International Monetary Fund managing director Dominique Strauss-Kahn said Europe's sovereign debt crisis isn't over and signaled that Germany must do more to ease growth imbalances within the euro region.
"The sovereign crisis is not over," Mr Strauss-Kahn said today in a speech at the European Banking Congress in Frankfurt, Germany, without referring directly to the current turmoil in Ireland. "The wheels of cooperation move too slowly. Repairing the financial sector is taking too long, in part because policy makers are not paying enough attention to the pan-European dimension."
IMF officials arrived in Dublin yesterday with European Union representatives to review the books of the country's financial institutions, preparing the way for a bank bailout. While Germany led the push for Ireland to seek aid to prevent the debt crisis spreading through the euro area, Mr Strauss Kahn said Europe's largest economy should do its part to help the currency area.
"Just like we worry about global imbalances, we should worry about imbalances within the euro area," he said. "For growth to be sustainable, current account deficits in some European countries will need to shrink, and, in parallel, in other countries - such as here in Germany - growth will need to become more domestically driven."
US Treasury Secretary Timothy Geithner said last month that countries with large trade surpluses - which include China, Japan and Germany - need to do more to boost growth within their economies.
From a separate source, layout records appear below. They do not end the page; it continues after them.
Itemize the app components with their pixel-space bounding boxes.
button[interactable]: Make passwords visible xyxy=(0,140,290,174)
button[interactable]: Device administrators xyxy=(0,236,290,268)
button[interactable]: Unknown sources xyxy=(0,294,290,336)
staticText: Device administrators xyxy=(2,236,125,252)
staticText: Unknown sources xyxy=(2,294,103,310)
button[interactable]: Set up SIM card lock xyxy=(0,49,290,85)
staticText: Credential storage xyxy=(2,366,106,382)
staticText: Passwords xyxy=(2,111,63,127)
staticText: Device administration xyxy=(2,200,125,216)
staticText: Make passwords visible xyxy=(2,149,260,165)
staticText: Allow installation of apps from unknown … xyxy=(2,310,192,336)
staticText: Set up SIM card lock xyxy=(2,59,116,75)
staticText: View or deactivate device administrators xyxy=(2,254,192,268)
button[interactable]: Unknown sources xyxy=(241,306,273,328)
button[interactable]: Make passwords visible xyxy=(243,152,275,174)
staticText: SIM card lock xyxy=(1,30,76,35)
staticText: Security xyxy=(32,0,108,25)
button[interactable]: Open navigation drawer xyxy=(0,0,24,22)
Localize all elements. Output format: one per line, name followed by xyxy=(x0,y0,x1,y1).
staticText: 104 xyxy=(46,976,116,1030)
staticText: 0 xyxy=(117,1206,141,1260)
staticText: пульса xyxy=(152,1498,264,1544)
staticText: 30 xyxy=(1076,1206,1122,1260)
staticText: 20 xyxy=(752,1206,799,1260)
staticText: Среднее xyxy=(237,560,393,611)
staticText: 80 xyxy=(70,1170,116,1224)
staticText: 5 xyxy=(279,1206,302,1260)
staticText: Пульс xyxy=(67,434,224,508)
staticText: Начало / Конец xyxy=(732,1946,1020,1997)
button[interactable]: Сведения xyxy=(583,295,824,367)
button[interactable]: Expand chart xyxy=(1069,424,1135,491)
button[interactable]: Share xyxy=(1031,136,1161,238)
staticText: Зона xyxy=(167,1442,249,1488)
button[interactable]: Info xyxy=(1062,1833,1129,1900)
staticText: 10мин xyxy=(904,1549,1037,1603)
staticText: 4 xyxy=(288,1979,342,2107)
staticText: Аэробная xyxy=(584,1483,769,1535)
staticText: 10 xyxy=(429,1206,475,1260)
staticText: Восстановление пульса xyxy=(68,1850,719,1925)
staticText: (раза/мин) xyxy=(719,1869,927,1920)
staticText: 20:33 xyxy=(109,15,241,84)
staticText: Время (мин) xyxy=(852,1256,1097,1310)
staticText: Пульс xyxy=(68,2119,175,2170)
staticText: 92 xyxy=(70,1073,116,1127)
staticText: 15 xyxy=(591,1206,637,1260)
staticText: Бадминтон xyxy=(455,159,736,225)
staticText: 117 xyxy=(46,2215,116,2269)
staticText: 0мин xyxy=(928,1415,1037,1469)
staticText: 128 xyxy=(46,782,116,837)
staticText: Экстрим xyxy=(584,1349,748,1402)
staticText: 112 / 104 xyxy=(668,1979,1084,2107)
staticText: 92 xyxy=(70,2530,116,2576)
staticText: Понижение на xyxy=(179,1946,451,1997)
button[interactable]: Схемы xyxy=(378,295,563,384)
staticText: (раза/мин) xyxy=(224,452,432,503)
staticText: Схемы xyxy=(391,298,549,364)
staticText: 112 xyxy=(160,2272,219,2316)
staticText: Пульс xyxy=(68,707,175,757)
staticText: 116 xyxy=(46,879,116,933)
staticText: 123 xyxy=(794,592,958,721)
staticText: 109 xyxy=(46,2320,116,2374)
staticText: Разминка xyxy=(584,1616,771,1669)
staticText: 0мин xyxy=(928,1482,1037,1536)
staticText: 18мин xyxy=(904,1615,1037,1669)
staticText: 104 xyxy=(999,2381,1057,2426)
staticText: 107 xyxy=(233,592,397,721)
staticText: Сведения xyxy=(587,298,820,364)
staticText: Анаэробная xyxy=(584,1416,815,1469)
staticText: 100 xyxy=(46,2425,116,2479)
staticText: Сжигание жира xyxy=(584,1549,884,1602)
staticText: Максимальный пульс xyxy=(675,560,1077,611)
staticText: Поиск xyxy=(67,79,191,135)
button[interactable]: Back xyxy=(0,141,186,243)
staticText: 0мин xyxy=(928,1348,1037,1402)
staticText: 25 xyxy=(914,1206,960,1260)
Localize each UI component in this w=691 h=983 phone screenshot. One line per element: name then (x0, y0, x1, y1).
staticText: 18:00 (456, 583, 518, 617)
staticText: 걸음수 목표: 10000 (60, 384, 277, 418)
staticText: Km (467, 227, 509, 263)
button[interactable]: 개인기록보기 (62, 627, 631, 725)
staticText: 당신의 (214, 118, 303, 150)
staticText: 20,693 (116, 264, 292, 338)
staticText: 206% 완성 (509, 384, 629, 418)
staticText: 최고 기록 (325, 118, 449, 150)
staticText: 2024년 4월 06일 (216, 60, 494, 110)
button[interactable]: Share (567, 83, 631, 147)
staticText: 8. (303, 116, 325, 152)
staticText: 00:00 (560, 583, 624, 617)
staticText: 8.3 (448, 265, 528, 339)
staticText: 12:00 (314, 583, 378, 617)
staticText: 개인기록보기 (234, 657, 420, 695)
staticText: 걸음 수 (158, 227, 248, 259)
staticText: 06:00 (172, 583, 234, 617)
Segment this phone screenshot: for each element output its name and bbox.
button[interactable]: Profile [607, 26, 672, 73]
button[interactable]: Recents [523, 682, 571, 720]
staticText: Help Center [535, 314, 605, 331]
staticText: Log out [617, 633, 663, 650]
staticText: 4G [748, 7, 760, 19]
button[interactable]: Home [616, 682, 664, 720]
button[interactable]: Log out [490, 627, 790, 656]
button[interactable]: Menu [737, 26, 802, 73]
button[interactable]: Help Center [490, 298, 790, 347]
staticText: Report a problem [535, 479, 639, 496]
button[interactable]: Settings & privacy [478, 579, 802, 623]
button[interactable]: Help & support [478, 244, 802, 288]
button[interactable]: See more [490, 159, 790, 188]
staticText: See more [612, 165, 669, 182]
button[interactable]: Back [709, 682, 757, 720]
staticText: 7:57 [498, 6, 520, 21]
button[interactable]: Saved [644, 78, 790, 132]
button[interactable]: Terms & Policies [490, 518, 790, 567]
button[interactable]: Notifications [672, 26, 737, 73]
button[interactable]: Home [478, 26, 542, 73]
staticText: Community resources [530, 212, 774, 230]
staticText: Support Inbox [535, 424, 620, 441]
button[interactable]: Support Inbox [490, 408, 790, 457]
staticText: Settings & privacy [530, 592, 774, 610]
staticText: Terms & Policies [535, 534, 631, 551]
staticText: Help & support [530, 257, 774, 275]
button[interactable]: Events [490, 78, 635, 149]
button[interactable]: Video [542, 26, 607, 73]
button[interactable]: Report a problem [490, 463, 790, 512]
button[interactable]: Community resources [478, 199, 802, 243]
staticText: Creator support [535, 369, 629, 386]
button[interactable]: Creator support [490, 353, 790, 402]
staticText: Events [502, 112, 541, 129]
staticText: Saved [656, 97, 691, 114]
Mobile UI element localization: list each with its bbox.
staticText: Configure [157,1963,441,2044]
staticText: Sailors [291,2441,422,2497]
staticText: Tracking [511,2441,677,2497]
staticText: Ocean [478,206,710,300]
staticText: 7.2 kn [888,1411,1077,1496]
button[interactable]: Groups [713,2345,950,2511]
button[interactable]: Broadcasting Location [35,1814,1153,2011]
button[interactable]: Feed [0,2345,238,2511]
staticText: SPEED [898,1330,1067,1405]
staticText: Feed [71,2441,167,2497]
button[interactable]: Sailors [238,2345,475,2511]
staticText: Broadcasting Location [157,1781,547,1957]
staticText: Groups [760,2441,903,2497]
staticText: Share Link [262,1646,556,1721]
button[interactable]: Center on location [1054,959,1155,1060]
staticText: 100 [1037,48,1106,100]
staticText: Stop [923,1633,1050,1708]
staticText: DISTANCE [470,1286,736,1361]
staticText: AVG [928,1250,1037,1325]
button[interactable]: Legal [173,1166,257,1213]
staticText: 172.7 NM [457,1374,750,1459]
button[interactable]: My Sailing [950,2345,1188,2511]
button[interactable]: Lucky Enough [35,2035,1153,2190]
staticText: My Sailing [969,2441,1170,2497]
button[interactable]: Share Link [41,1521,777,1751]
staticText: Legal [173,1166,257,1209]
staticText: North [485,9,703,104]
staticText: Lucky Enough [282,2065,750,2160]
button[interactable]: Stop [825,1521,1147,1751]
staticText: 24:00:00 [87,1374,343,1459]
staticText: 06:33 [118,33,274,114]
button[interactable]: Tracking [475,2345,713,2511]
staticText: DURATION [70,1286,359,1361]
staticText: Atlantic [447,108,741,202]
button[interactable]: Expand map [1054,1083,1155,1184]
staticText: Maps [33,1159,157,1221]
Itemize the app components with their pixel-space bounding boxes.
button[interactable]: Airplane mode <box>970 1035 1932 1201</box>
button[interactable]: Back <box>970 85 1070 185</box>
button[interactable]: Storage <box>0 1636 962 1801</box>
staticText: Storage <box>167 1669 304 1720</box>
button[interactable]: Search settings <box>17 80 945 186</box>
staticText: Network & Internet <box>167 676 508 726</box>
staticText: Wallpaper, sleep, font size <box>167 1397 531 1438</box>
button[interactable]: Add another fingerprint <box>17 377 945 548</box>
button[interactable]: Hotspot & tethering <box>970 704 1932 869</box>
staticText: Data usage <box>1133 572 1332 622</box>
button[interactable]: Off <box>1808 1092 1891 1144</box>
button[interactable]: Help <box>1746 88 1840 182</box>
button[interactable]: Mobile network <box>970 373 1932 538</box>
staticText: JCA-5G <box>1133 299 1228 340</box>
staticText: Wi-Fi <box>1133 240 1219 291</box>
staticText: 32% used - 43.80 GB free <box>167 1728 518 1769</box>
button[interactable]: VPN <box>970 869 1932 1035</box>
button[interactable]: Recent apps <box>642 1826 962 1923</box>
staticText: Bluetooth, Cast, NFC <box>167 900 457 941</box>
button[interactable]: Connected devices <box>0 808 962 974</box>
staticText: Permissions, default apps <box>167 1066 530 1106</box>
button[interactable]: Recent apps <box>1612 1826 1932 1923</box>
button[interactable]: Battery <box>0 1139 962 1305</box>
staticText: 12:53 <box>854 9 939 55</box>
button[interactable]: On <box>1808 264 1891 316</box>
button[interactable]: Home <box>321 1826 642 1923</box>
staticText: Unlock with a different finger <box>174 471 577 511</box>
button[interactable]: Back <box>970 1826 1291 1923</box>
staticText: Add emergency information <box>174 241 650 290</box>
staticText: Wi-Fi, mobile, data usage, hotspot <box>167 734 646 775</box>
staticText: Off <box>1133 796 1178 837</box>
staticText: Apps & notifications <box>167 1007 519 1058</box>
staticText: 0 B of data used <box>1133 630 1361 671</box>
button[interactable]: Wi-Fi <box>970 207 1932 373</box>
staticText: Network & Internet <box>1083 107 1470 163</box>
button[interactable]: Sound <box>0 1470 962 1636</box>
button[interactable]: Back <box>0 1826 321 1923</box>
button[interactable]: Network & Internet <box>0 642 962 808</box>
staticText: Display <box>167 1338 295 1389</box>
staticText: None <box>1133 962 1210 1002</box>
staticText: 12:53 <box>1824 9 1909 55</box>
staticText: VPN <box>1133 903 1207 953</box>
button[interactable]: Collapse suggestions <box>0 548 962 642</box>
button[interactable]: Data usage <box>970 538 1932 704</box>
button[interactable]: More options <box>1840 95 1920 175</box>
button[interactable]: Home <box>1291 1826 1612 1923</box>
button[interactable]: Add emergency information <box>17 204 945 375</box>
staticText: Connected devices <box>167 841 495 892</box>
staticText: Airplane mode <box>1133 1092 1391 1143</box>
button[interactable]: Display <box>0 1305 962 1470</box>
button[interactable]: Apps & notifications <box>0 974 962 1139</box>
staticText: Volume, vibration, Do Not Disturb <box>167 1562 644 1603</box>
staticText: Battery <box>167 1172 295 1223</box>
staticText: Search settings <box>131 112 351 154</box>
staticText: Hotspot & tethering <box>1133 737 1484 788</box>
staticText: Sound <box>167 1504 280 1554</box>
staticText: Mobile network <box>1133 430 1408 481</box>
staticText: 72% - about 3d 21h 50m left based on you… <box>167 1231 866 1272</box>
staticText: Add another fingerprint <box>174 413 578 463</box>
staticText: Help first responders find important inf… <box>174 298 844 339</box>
German Finance Minister Wolfgang Schaeuble has rebuffed criticism, saying on October 9th that "strong" import growth "implies that Germany contributes to the global recovery."
Europe's economic expansion slowed to 0.4 per cent in the third quarter from 1 per cent in the previous three months as governments stepped up budget cuts to reduce deficits and restore investor confidence.
Mr Strauss-Kahn said the global financial crisis exposed economic "fault lines" in the EU, and leaders should deepen cooperation to sustain economic growth or risk lagging other regions. The Washington-based IMF said on October 6th that developing nations will grow 6.4 per cent next year, almost three times the pace projected for industrialised economies including Europe and the US.
"As the post-crisis world takes shape, Europe risks being left even further behind, especially as the dynamic regions of the world are bolting out of the stables," he said. "The only answer is more cooperation, and greater integration."